There was something oddly fitting about a President who prizes spontaneity abruptly deciding to launch 59 Tomahawk missiles at a Syrian air base and his April announcement that an “armada” was making its way into Korean waters to confront the North over a sanctioned weapons program. Noted critics like Senators John McCain and Lindsey Graham were full of praise when they issued a joint statement urging Trump to “take Assad’s air force…completely out of the fight.” Cable news figures like Brian Williams were almost poetic in their praise — Fareed Zakaria said Trump “became president that night.” White House ally Ann Coulter and Capitol Hill skeptics like Rand Paul and Tulsi Gabbard were not convinced; the Kentucky Senator rightly pointed out that the White House had no authorization to use force because the United States was not attacked.
When two of President Trump’s top aides were interviewed about the strike they offered competing messages about the administration’s priorities. Dissent between a UN envoy and Secretary of State is nothing new, but the decision to publicly broadcast their differences is. What’s worth noting? Supposedly, appearing on cable news is the easiest way to get Trump’s attention and influence his decisions: in this case what would follow a hasty reaction to a chemical attack the president said “choked out the lives of helpless men, women, and children” and met his momentary definition of America’s “vital national security interest.” Despite his advisor’s efforts, it’s doubtful the billionaire developer has any interest in overthrowing Syria’s government or grounding its air force; together they would require a greater commitment than any Capitol Hill hawks would be willing to accept.
The decades-old duel on the Korean peninsula is different — it could be dangerous if the White House does not tread lightly. There is more to consider than the so-called Hermit Kingdom’s nuclear program and its advancing ballistic missile capability: the Democratic People’s Republic of Korea (DPRK) conducted a live-fire exercise with over 300 artillery pieces that could hit Seoul and has missiles capable of reaching Japan. Their simulated barrage could have been a response by unstable leadership to provocations by US “imperialists” eager to overthrow the Kim regime and sent the USS Carl Vinson carrier group as a threat, but there is another possibility. A cursory review of DPRK parades and threats to launch a “super-mighty preemptive strike” reveals a Communist state that is not suicidal, but is addicted to theatrics because it has little else.
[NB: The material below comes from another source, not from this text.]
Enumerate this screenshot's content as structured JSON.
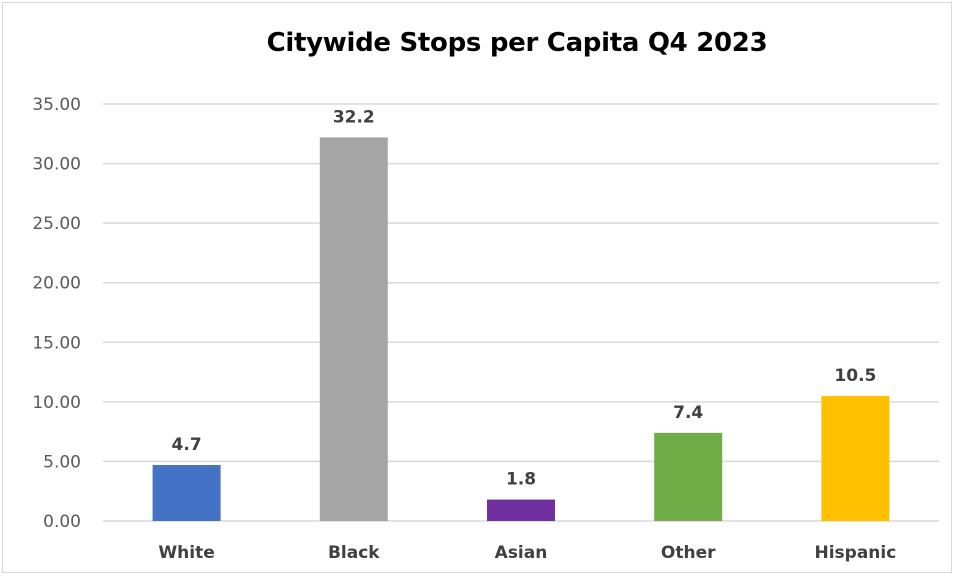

North Korea has suffered famine at home and witnessed regime change abroad, yet the Kim family has remained in power by keeping their military leaders loyal, which requires a delicate balancing act. In that netherworld the state of their nation has no connection to corruption or cronyism that favors the military; it is the fault of foreigners hostile to the Kim government and their philosophy of juche. Ironically, the same weapons programs that are its proudest achievement and supposedly have saved North Korea from the fate suffered by Saddam’s Iraq and Gaddafi’s Libya are also drawing attention from the Trump administration. It hasn’t helped that the White House has broadcast the end of “strategic patience,” sent a ballistic missile submarine into the region and arranged joint exercises with South Korean and Japanese forces. By publicly airing out every step in this process they’re playing into DPRK propaganda.
President Trump was right when he said the status quo in North Korea is unacceptable — he could say the same about Venezuela or Iran — but the means available to make the Korean peninsula safe for democracy are limited and risky. It’s likely Beijing has more influence than Xi Jinping is willing to admit, but doubtful that the Chinese president could convince Kim’s government to abandon its nuclear program. Even if the alleged currency manipulators were willing to commit, it’s unlikely the US has enough leverage to persuade the Chinese to abandon a strategic asset. New sanctions? Only if Chinese businesses that deal with the DPRK military are included, which is the best option available but opens the door to retaliation aimed at American businesses.
The rhetoric from Washington resembles what President Obama said about another WMD-armed regime in 2013; after a public threat of “unbelievably small” airstrikes he backed off and lost credibility. The problem wasn’t Obama’s methods, but the mixed messages his administration was sending. In today’s Capitol they’re taking a similar approach: the president has suggested a diplomatic solution can be found if China will cooperate, but in the same interview said a “major, major conflict with North Korea” is possible. Rex Tillerson echoed Trump when he held out the potential for “catastrophic consequences” if Kim’s government does not freeze its weapons programs. The unfortunate reality of a hostile DPRK ruled by the Kim family is likely to persist…using force to bring change demands a greater commitment than anyone on Pennsylvania Avenue would be willing to make.